Treasury Yields Fluctuate
On Thursday, the Bureau of Economic Analysis released its Personal Consumption Expenditures Price (PCE) Index indicating slowing inflation. Excluding food and energy, the PCE measured a rise of 0.2% in October, below economists' estimates of 0.3%. On an annualized basis, the core PCE slowed its growth in August at 5%, down from 5.2% in September.
"This morning's data was a goldilocks report as it showed core inflation continuing to drop," said Independent Advisor Alliance chief economist, Chris Zaccarelli. "If inflation keeps coming down, then markets will keep running higher, as investors will conclude that the Fed will not need to raise rates as high, or keep them high for as long, as previously expected."
The benchmark 10-year Treasury note yield opened the week of November 28 at 3.69% and traded as low as 3.50% on Thursday. The 30-year Treasury bond opened the week at 3.74% and traded as low as 3.60% on Thursday.
On Thursday, the U.S. Department of Labor reported that initial claims for unemployment decreased by 16,000 to 225,000 for the week ending November 26, coming in below analysts' estimates of 235,000. Ongoing unemployment claims increased by 57,000 to 1.61 million, exceeding economists' estimated 1.57 million.
"The jobless claims data provide no evidence of a weakening in the labor market through late November," said Conrad DeQuadros, senior economic advisor at Brean Capital in New York.
The 10-year Treasury note yield closed at 3.51% on 12/02, while the 30-year Treasury bond yield was 3.56%.
Mortgage Rates Decline
The 30-year fixed rate mortgage rate averaged 6.49%, down from 6.58% last week. At this time last year, the 30-year fixed rate mortgage averaged 3.11%.

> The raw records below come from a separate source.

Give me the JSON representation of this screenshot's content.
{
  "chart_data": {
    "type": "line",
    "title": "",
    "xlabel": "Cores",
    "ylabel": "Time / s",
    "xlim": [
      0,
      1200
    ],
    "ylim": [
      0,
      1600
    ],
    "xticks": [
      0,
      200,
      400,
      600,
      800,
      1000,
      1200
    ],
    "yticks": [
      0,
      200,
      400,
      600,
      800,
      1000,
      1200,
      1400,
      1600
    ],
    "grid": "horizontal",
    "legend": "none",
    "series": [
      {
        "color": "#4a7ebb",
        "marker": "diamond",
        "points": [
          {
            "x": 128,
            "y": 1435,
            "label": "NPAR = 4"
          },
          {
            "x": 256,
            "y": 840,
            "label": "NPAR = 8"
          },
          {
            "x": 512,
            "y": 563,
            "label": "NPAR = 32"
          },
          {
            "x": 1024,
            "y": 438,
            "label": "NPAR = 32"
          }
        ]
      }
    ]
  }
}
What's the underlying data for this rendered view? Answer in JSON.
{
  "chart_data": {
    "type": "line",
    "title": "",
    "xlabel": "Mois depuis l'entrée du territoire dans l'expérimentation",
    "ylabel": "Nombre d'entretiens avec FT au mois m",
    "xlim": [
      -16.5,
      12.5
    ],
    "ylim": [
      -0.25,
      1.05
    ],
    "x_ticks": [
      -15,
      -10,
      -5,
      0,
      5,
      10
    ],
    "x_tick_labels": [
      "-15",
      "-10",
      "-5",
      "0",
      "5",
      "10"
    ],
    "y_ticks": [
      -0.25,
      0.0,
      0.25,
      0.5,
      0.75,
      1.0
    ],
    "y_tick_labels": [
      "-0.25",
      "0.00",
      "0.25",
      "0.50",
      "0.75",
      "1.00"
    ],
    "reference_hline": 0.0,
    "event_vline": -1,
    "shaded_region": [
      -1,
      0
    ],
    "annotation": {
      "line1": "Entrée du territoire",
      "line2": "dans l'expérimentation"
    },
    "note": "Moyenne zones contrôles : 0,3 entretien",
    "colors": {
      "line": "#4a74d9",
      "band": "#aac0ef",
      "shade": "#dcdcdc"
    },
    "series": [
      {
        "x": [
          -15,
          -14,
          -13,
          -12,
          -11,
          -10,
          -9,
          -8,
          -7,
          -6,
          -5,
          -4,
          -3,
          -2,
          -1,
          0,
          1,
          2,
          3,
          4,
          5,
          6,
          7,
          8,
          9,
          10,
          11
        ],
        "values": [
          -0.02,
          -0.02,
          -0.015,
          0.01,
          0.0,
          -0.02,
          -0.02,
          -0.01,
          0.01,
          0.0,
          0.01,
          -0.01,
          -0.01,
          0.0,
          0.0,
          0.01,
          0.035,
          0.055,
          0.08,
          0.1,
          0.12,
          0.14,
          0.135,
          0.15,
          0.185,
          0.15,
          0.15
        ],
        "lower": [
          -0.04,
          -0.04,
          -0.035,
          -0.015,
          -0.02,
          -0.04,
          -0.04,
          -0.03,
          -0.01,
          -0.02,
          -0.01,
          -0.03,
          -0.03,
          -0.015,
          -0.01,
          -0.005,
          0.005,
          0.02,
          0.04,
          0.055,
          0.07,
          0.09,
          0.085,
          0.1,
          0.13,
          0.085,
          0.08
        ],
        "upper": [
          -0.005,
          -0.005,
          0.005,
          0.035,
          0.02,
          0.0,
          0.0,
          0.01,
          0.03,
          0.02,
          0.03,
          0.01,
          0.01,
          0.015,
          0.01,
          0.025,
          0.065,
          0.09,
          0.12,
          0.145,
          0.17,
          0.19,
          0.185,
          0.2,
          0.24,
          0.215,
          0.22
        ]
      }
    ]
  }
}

This week, the 15-year fixed rate mortgage averaged 5.76%, down from 5.90% last week. Last year at this time, the 15-year fixed rate mortgage averaged 2.39%.
"Mortgage rates continued to drop this week as optimism grows around the prospect that the Federal Reserve will slow its pace of rate hikes," said Freddie Mac's Chief Economist, Sam Khater. "Even as rates decrease and house prices soften, economic uncertainty continues to limit homebuyer demand as we enter the last month of the year."
Based on published national averages, the savings rate was 0.24% as of 11/21. The one-year CD averaged 0.90%.